FINRA Re-opens Comment Period for Regulatory Notice 15-13 Seeking Comment on TAF Exemption for Proprietary Trading Firms

Published Date:
Comment Period Expires: March 17, 2023

Summary

In support of the Securities and Exchange Commission’s re-proposal to amend Rule 15b9-1 under the Securities Exchange Act of 1934,1 FINRA is issuing this Notice to re-open the comment period for Regulatory Notice 15-13. Rule 15b9-1 currently provides proprietary trading firms with an exemption from membership in a national securities association. If the SEC re-proposal is adopted, the amendments generally would require a proprietary trading firm relying on the current exemption to register with FINRA if the firm continues to effect transactions other than on an exchange of which it is a member, with limited exceptions. FINRA membership would, among other things, apply FINRA’s existing fee structure to these firms, including FINRA’s Trading Activity Fee. FINRA is re-opening the comment period for Regulatory Notice 15-13, which had previously proposed an exemption to exclude from FINRA’s Trading Activity Fee transactions by a proprietary trading firm on exchanges of which the firm is a member.

Questions concerning this Notice should be directed to:

  • Carrie DiValerio, Sr. Vice President, Finance, at (240) 386-5299 or email;
  • Jacqueline Gorham, Associate General Counsel, Office of General Counsel (OGC), at (212) 858-4119 or email; or
  • Faisal Sheikh, Principal Counsel, OGC, at (202) 728-8370 or email.

Action Requested

FINRA encourages all interested parties to comment on the proposal. Comments must be received by March 17, 2023.

Comments must be submitted through one of the following methods:

  • Online using FINRA’s comment form for this Notice;
  • Emailing comments; or
  • Mailing comments in hard copy to:
Jennifer Piorko Mitchell
Office of the Corporate Secretary
FINRA
1735 K Street, NW
Washington, DC 20006-1506

To help FINRA process and review comments more efficiently, persons should use only one method to comment on the proposal.

Important Notes: Comments received in response to this Regulatory Notice and Regulatory Notice 15-13 will be made available to the public on the FINRA website. In general, FINRA will post comments as they are received.2

Before becoming effective, any proposed rule change must be filed with the SEC pursuant to Section 19(b) of the Securities Exchange Act of 1934 (SEA or Exchange Act).3

Background & Discussion

Section 15(b)(8) of the Securities Exchange Act of 1934 requires that a registered broker-dealer be a member of a national securities association unless the broker-dealer effects transactions in securities solely on a national securities exchange of which it is a member.4 Rule 15b9-1, however, provides an exemption to Section 15(b)(8) if a broker-dealer:

  1. is a member of a national securities exchange;
  2. carries no customer accounts; and
  3. has annual gross income derived from purchases and sales of securities otherwise than on a national securities exchange of which it is a member in an amount no greater than $1,000, provided, however, that the gross income limitation does not apply to income derived from transactions for the dealer’s own account with or through another registered broker or dealer.

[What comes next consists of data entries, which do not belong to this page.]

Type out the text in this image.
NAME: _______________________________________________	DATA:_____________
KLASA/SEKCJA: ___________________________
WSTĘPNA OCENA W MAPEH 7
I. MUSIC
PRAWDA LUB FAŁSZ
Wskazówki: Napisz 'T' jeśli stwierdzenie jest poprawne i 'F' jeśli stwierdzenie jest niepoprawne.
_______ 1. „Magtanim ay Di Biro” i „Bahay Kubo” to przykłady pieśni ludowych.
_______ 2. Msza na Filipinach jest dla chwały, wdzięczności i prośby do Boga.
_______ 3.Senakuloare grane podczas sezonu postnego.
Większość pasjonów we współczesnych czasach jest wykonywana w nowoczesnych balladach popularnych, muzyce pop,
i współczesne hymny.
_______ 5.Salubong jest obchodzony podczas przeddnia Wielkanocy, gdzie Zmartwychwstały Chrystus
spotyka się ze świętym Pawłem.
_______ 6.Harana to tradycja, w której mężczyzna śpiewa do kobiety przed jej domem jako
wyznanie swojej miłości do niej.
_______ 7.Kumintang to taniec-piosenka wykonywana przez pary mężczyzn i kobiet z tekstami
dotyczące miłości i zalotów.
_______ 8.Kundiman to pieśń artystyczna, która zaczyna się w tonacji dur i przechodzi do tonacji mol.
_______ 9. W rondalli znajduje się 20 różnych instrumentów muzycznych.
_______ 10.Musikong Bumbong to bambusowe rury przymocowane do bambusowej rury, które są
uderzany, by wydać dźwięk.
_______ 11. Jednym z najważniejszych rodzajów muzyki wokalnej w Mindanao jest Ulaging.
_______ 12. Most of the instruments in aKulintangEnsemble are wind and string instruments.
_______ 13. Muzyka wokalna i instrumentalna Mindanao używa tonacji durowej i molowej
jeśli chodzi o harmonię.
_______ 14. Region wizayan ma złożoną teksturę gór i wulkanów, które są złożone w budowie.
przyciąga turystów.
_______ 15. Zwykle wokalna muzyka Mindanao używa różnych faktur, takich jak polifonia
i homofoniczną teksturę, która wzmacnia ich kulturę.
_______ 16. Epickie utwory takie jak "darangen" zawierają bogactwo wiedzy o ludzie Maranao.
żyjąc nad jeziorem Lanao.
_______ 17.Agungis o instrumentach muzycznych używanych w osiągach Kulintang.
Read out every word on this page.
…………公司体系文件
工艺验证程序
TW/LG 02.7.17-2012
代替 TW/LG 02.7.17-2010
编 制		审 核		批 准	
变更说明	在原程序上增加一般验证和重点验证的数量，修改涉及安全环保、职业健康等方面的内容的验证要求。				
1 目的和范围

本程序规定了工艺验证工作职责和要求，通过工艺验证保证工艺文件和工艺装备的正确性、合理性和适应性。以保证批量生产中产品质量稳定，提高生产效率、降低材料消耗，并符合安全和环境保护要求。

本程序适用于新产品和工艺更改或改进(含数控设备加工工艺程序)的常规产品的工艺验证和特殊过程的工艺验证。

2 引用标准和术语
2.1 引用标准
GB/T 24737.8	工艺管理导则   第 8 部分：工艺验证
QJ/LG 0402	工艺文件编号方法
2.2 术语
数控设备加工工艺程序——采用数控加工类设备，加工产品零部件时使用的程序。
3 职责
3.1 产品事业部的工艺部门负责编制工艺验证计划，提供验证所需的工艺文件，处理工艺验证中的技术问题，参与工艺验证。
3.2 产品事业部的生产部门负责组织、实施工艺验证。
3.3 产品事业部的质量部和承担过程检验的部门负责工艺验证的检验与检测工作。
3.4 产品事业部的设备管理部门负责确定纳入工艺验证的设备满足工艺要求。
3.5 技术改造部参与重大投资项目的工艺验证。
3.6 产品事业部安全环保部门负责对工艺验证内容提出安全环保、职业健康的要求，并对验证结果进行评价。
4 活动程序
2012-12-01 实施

In March 2015, the SEC proposed amendments to SEA Rule 15b9-15 that would have significantly narrowed the exemption from association membership and, in connection with that proposal, the SEC stated that “FINRA may need to consider reassessing the structure of its fees, including its Trading Activity Fee, in order to assure that it is fairly and equitably applied to many of the [non-FINRA member firms] that, as a result of the amendments to Rule 15b9-1, may join FINRA.”6 As a result, in May 2015, FINRA issued Regulatory Notice 15-13, proposing an exemption from its Trading Activity Fee (TAF) for proprietary firms’ transactions on exchanges of which they are a member (including non-market making trades).7 In the 2015 Notice, FINRA proposed to define a “proprietary trading firm” as a member that trades its own capital and that does not have “customers,” as that term is defined in FINRA Rule 0160(b)(4). The proposal also provided that funds used by a proprietary trading firm must be exclusively firm funds, and all trading must be in the firm’s accounts. In addition, traders must be owners of, employees of, or contractors to the firm.8

Similar to the 2015 SEC proposal, the SEC re-proposal would significantly narrow the exemption from association membership.9 In connection with the re-proposal, the SEC stated that “[g]iven FINRA’s prior consideration of amendments to its TAF, FINRA may again evaluate its TAF to ensure that it appropriately reflects the activities of, and regulatory responsibilities towards, broker-dealer proprietary trading firms that would be required to join FINRA if the proposed amendments to Rule 15b9-1 are adopted.” Thus, FINRA is re-opening the comment period for Regulatory Notice 15-13 to obtain feedback on the proposed exemption to the TAF for proprietary trading firms, as described in Regulatory Notice 15-13.

Request for Comment

FINRA requests comment on the questions presented in Regulatory Notice 15-13 as well as on the below additional questions:

  • As discussed in Regulatory Notice 15-13, TAF is the only FINRA fee that is based on trading activity. Is it appropriate to provide a TAF exemption to proprietary trading firms? How would the proposed TAF exemption impact proprietary trading firms?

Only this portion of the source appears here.